The
Karnataka High Court allowed credit of taxes paid outside India (which includes
states taxes) in respect of an income which is exempt in India by virtue of
Section 10A
Facts
a) The
assessee (‘Wipro Limited’) paid tax in foreign countries in respect of profit
attributable to its permanent establishment (PE) situated outside India.
b) Being
an Indian company, assessee was liable to pay tax in India on its worldwide
income including the profits attributable to its Permanent Establishments and,
accordingly, it claimed relief under Section 90 in respect of taxes paid
outside India.
c) The
assessee also made a claim for tax relief against the State Taxes paid in USA
and Canada.
d) AO
disallowed assessee’s claim of foreign tax credit on the ground that the income
in respect of which claim was made do not form part of total income as per
Section 10A.
e) AO
also rejected assessee’s claim for tax relief against the State Taxes paid in
USA and Canada.

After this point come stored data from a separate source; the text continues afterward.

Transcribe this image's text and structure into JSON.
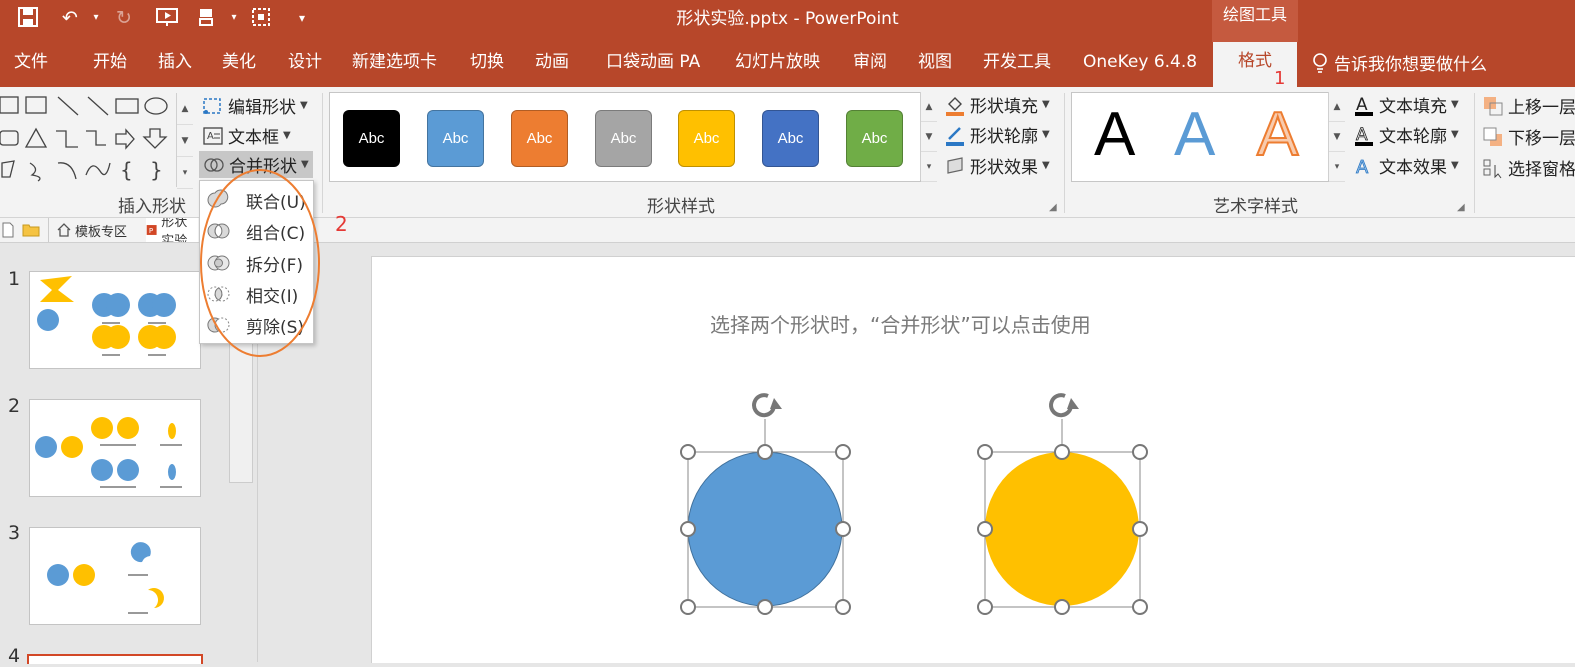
{
  "window": {
    "title": "形状实验.pptx - PowerPoint",
    "context_label": "绘图工具"
  },
  "tabs": [
    {
      "label": "文件"
    },
    {
      "label": "开始"
    },
    {
      "label": "插入"
    },
    {
      "label": "美化"
    },
    {
      "label": "设计"
    },
    {
      "label": "新建选项卡"
    },
    {
      "label": "切换"
    },
    {
      "label": "动画"
    },
    {
      "label": "口袋动画 PA"
    },
    {
      "label": "幻灯片放映"
    },
    {
      "label": "审阅"
    },
    {
      "label": "视图"
    },
    {
      "label": "开发工具"
    },
    {
      "label": "OneKey 6.4.8"
    },
    {
      "label": "格式"
    }
  ],
  "tell_me": "告诉我你想要做什么",
  "annotations": {
    "one": "1",
    "two": "2"
  },
  "ribbon": {
    "insert_shapes": {
      "label": "插入形状",
      "edit_shape": "编辑形状",
      "text_box": "文本框",
      "merge_shapes": "合并形状"
    },
    "shape_styles": {
      "label": "形状样式",
      "swatch_text": "Abc",
      "colors": [
        "#000000",
        "#5b9bd5",
        "#ed7d31",
        "#a5a5a5",
        "#ffc000",
        "#4472c4",
        "#70ad47"
      ],
      "fill": "形状填充",
      "outline": "形状轮廓",
      "effects": "形状效果"
    },
    "wordart": {
      "label": "艺术字样式",
      "letter": "A",
      "text_fill": "文本填充",
      "text_outline": "文本轮廓",
      "text_effects": "文本效果"
    },
    "arrange": {
      "bring_forward": "上移一层",
      "send_backward": "下移一层",
      "selection_pane": "选择窗格"
    }
  },
  "merge_menu": [
    {
      "label": "联合(U)"
    },
    {
      "label": "组合(C)"
    },
    {
      "label": "拆分(F)"
    },
    {
      "label": "相交(I)"
    },
    {
      "label": "剪除(S)"
    }
  ],
  "doc_tabs": {
    "template": "模板专区",
    "file": "形状实验"
  },
  "slides": [
    "1",
    "2",
    "3",
    "4"
  ],
  "slide": {
    "caption": "选择两个形状时，“合并形状”可以点击使用",
    "circle_colors": {
      "blue": "#5b9bd5",
      "yellow": "#ffc000"
    }
  },
  "colors": {
    "accent": "#b7472a",
    "annotation": "#e53935",
    "ellipse": "#ed7d31"
  }
}
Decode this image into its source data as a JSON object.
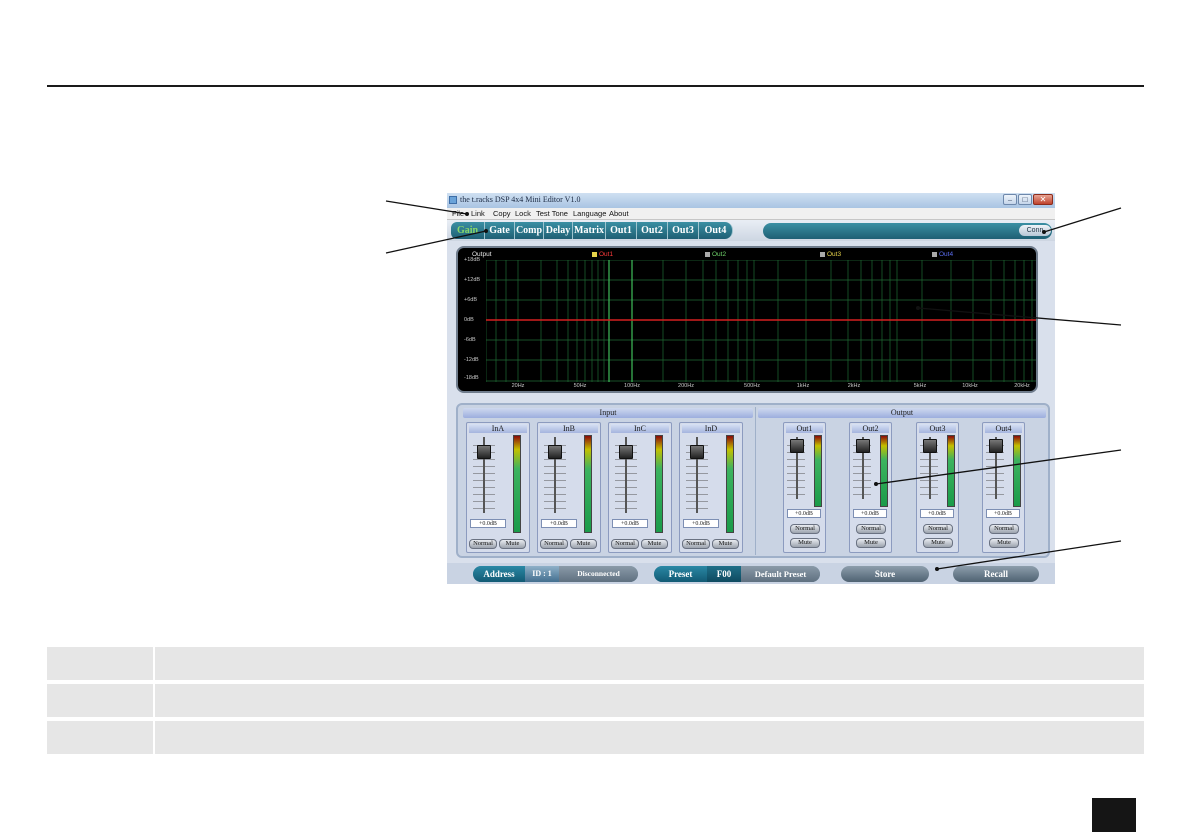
{
  "window": {
    "title": "the t.racks DSP 4x4 Mini Editor V1.0",
    "controls": [
      "–",
      "□",
      "✕"
    ]
  },
  "menu": [
    "File",
    "Link",
    "Copy",
    "Lock",
    "Test Tone",
    "Language",
    "About"
  ],
  "tabs": [
    "Gain",
    "Gate",
    "Comp",
    "Delay",
    "Matrix",
    "Out1",
    "Out2",
    "Out3",
    "Out4"
  ],
  "connect_button": "Conn",
  "graph": {
    "title": "Output",
    "legend": [
      {
        "label": "Out1",
        "color": "#ff3b3b"
      },
      {
        "label": "Out2",
        "color": "#6fd36a"
      },
      {
        "label": "Out3",
        "color": "#e6d24a"
      },
      {
        "label": "Out4",
        "color": "#5b6df0"
      }
    ],
    "y_labels": [
      "+18dB",
      "+12dB",
      "+6dB",
      "0dB",
      "-6dB",
      "-12dB",
      "-18dB"
    ],
    "x_labels": [
      "20Hz",
      "50Hz",
      "100Hz",
      "200Hz",
      "500Hz",
      "1kHz",
      "2kHz",
      "5kHz",
      "10kHz",
      "20kHz"
    ],
    "response_line_db": 0,
    "line_color": "#d42020"
  },
  "input": {
    "title": "Input",
    "channels": [
      {
        "name": "InA",
        "value": "+0.0dB",
        "mode": "Normal",
        "mute": "Mute"
      },
      {
        "name": "InB",
        "value": "+0.0dB",
        "mode": "Normal",
        "mute": "Mute"
      },
      {
        "name": "InC",
        "value": "+0.0dB",
        "mode": "Normal",
        "mute": "Mute"
      },
      {
        "name": "InD",
        "value": "+0.0dB",
        "mode": "Normal",
        "mute": "Mute"
      }
    ]
  },
  "output": {
    "title": "Output",
    "channels": [
      {
        "name": "Out1",
        "value": "+0.0dB",
        "mode": "Normal",
        "mute": "Mute"
      },
      {
        "name": "Out2",
        "value": "+0.0dB",
        "mode": "Normal",
        "mute": "Mute"
      },
      {
        "name": "Out3",
        "value": "+0.0dB",
        "mode": "Normal",
        "mute": "Mute"
      },
      {
        "name": "Out4",
        "value": "+0.0dB",
        "mode": "Normal",
        "mute": "Mute"
      }
    ]
  },
  "status": {
    "address_label": "Address",
    "id": "ID : 1",
    "connection": "Disconnected",
    "preset_label": "Preset",
    "preset_number": "F00",
    "preset_name": "Default Preset",
    "store": "Store",
    "recall": "Recall"
  }
}
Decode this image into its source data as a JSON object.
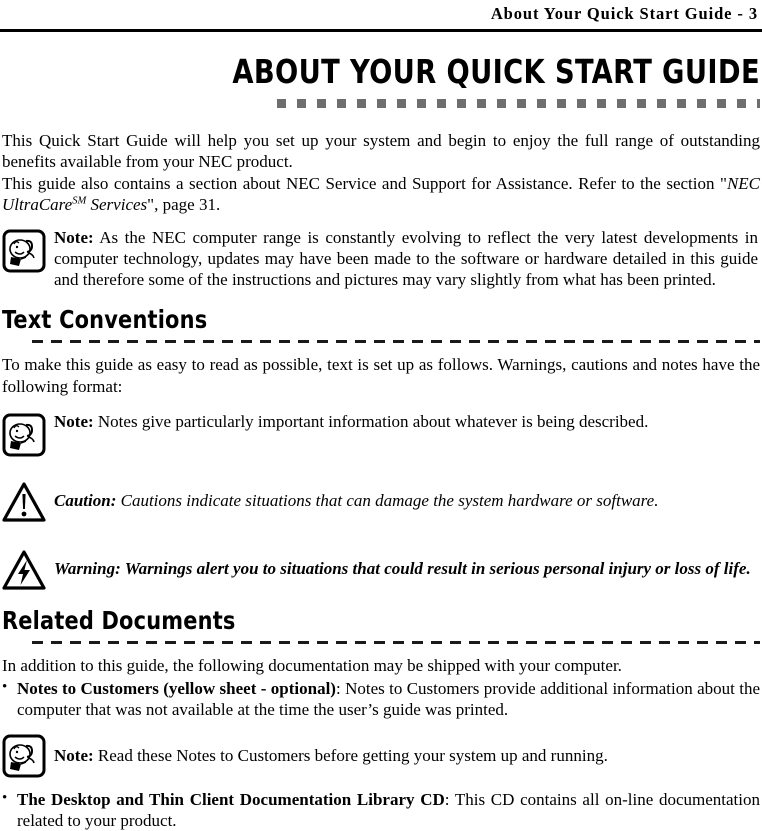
{
  "header": {
    "running_title": "About Your Quick Start Guide - 3"
  },
  "chapter": {
    "title": "ABOUT YOUR QUICK START GUIDE"
  },
  "intro": {
    "paragraph_1": "This Quick Start Guide will help you set up your system and begin to enjoy the full range of outstanding benefits available from your NEC product.",
    "paragraph_2_part1": "This guide also contains a section about NEC Service and Support for Assistance. Refer to the section ",
    "paragraph_2_quote_open": "\"",
    "paragraph_2_italic": "NEC UltraCare",
    "paragraph_2_sup": "SM",
    "paragraph_2_italic_2": " Services",
    "paragraph_2_quote_close": "\"",
    "paragraph_2_part2": ", page 31."
  },
  "note_1": {
    "icon": "note-hand-pen-icon",
    "lead": "Note:",
    "text": " As the NEC computer range is constantly evolving to reflect the very latest developments in computer technology, updates may have been made to the software or hardware detailed in this guide and therefore some of the instructions and pictures may vary slightly from what has been printed."
  },
  "section_text_conventions": {
    "heading": "Text Conventions",
    "intro": "To make this guide as easy to read as possible, text is set up as follows. Warnings, cautions and notes have the following format:"
  },
  "note_2": {
    "icon": "note-hand-pen-icon",
    "lead": "Note:",
    "text": " Notes give particularly important information about whatever is being described."
  },
  "caution": {
    "icon": "caution-triangle-exclamation-icon",
    "lead": "Caution:",
    "text": "  Cautions indicate situations that can damage the system hardware or software."
  },
  "warning": {
    "icon": "warning-triangle-lightning-icon",
    "lead": "Warning:",
    "text": " Warnings alert you to situations that could result in serious personal injury or loss of life."
  },
  "section_related_documents": {
    "heading": "Related Documents",
    "intro": "In addition to this guide, the following documentation may be shipped with your computer.",
    "bullets": [
      {
        "marker": "•",
        "bold": "Notes to Customers (yellow sheet - optional)",
        "rest": ": Notes to Customers provide additional information about the computer that was not available at the time the user’s guide was printed."
      },
      {
        "marker": "•",
        "bold": "The Desktop and Thin Client Documentation Library CD",
        "rest": ": This CD contains all on-line documentation related to your product."
      }
    ]
  },
  "note_3": {
    "icon": "note-hand-pen-icon",
    "lead": "Note:",
    "text": "  Read these Notes to Customers before getting your system up and running."
  },
  "colors": {
    "text": "#000000",
    "title_dots": "#6e6e6e",
    "rule": "#000000",
    "page_background": "#ffffff"
  }
}
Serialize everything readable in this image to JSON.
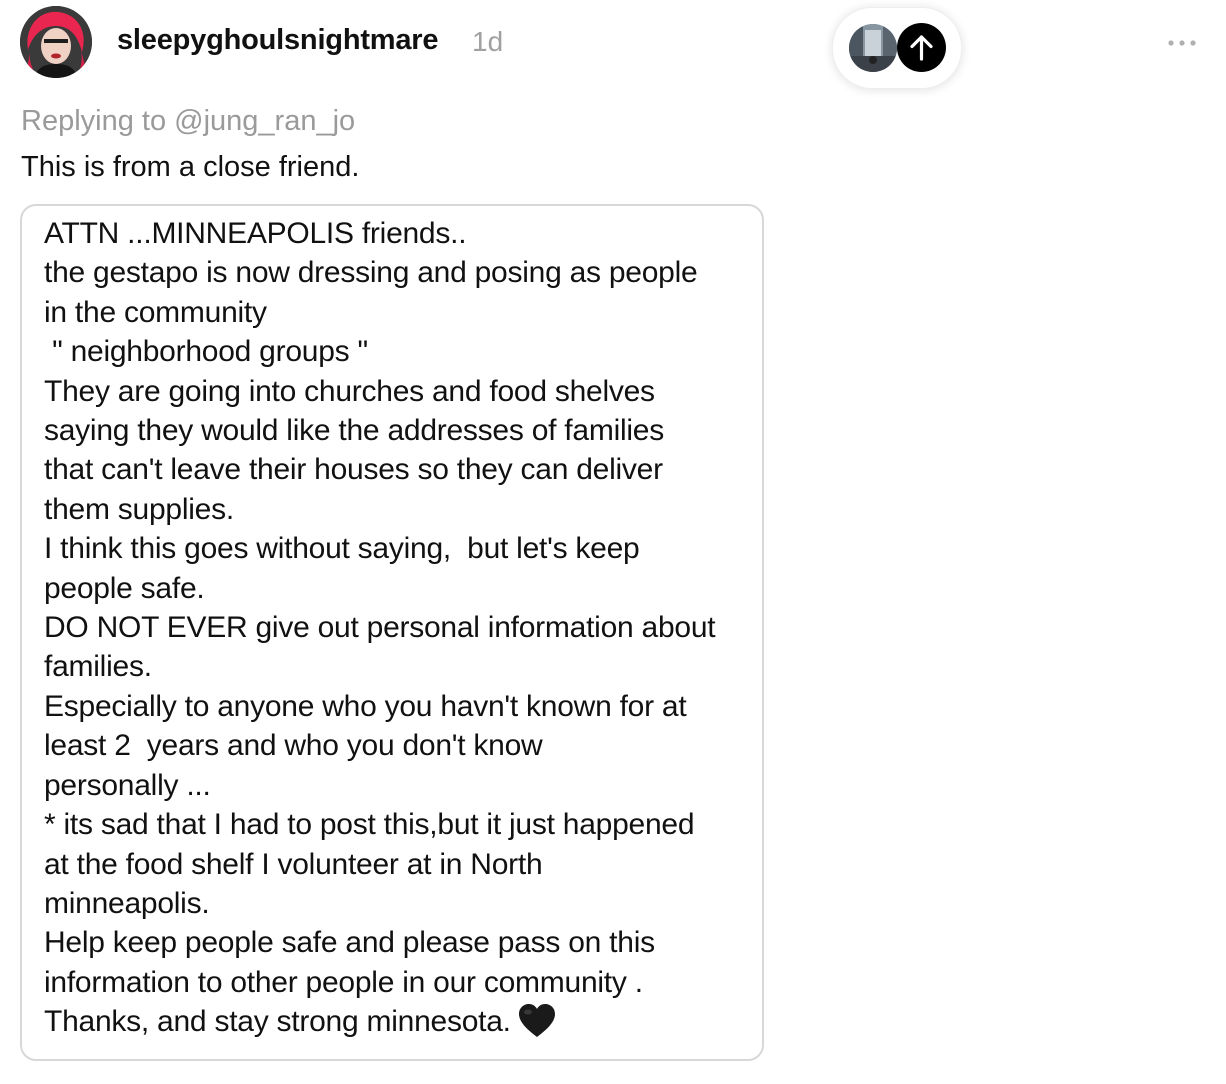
{
  "post": {
    "username": "sleepyghoulsnightmare",
    "time_ago": "1d",
    "replying_to": "Replying to @jung_ran_jo",
    "caption": "This is from a close friend.",
    "image_text_lines": [
      "ATTN ...MINNEAPOLIS friends..",
      "the gestapo is now dressing and posing as people",
      "in the community",
      " \" neighborhood groups \"",
      "They are going into churches and food shelves",
      "saying they would like the addresses of families",
      "that can't leave their houses so they can deliver",
      "them supplies.",
      "I think this goes without saying,  but let's keep",
      "people safe.",
      "DO NOT EVER give out personal information about",
      "families.",
      "Especially to anyone who you havn't known for at",
      "least 2  years and who you don't know",
      "personally ...",
      "* its sad that I had to post this,but it just happened",
      "at the food shelf I volunteer at in North",
      "minneapolis.",
      "Help keep people safe and please pass on this",
      "information to other people in our community .",
      "Thanks, and stay strong minnesota."
    ]
  },
  "icons": {
    "heart": "black-heart-icon",
    "up_arrow": "arrow-up-icon",
    "more": "more-horizontal-icon"
  },
  "colors": {
    "muted_text": "#9a9a9a",
    "card_border": "#d8d8d8",
    "up_button_bg": "#000000",
    "heart": "#1a1a1a"
  }
}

The contention of the AO was that DTAA with USA and Canada
allows credit of the taxes paid under the Income Tax Act in India and Federal
tax in USA and Canada. Therefore, the claim for relief for the State Taxes paid
was not admissible under respective DTAA.
f) On
appeal, CIT(A) set aside the order of AO. However, on further appeal by revenue
before the tribunal, the tribunal confirmed the order of AO.
g) Aggrieved
by the order of tribunal, assessee filed the instant appeal before the High
Court.
The
High Court held in favour of assessee as under-
1) Section
90(1)(a)(ii) provides relief from double taxation where the income of the
assessee is chargeable under the income-tax Act as well as in the corresponding
law in force in the foreign country. Hence, as per section 90(1)(a)(ii), what
is important is that income should be chargeable to tax in either country and
not subjected to tax.
2) Income
under Section 10A is chargeable to tax under Section 4 and is includible in the
total income under Section 5, but no tax is charged on such income because of
the exemption given under Section 10A. Merely because the exemption has been
granted in respect of the taxability of the said source of income, it cannot be
postulated that the assessee is not liable to tax.
3) Therefore,
assessee would be entitled to take credit of income tax paid in a country
outside India in relation to income eligible for deduction under section 10A.
4) As
far as issue related to credit of states taxes is concerned, section 91 provides
relief from double taxation where no agreement relating to avoidance of double
taxation exist with a foreign country.
5) Explanation
(iv) to Section 91 defines the expression income tax in relation to any country
to include any excess profit tax or business profits tax charged on the profits
by the Government of any part of that country or a local authority in that
country.
6) The
intention of the Parliament is very clear. The Income tax in relation to any
country includes income tax paid not only to the Federal Government of that
Country, but also any income tax charged by any part of that country meaning a
State or a local authority, and the assessee would be entitled to the relief of
double taxation benefit with respect to the latter payment also.
7) Therefore,
even though, India has not entered into any agreement with the State of a
Country, the income tax paid in relation to that State is also eligible for tax
credit.
8) Hence,
the argument that in the absence of an agreement between India and the State,
the benefit of Section 90 is not available to the assessee is ex-facie illegal
and requires to be set aside- Wipro Ltd.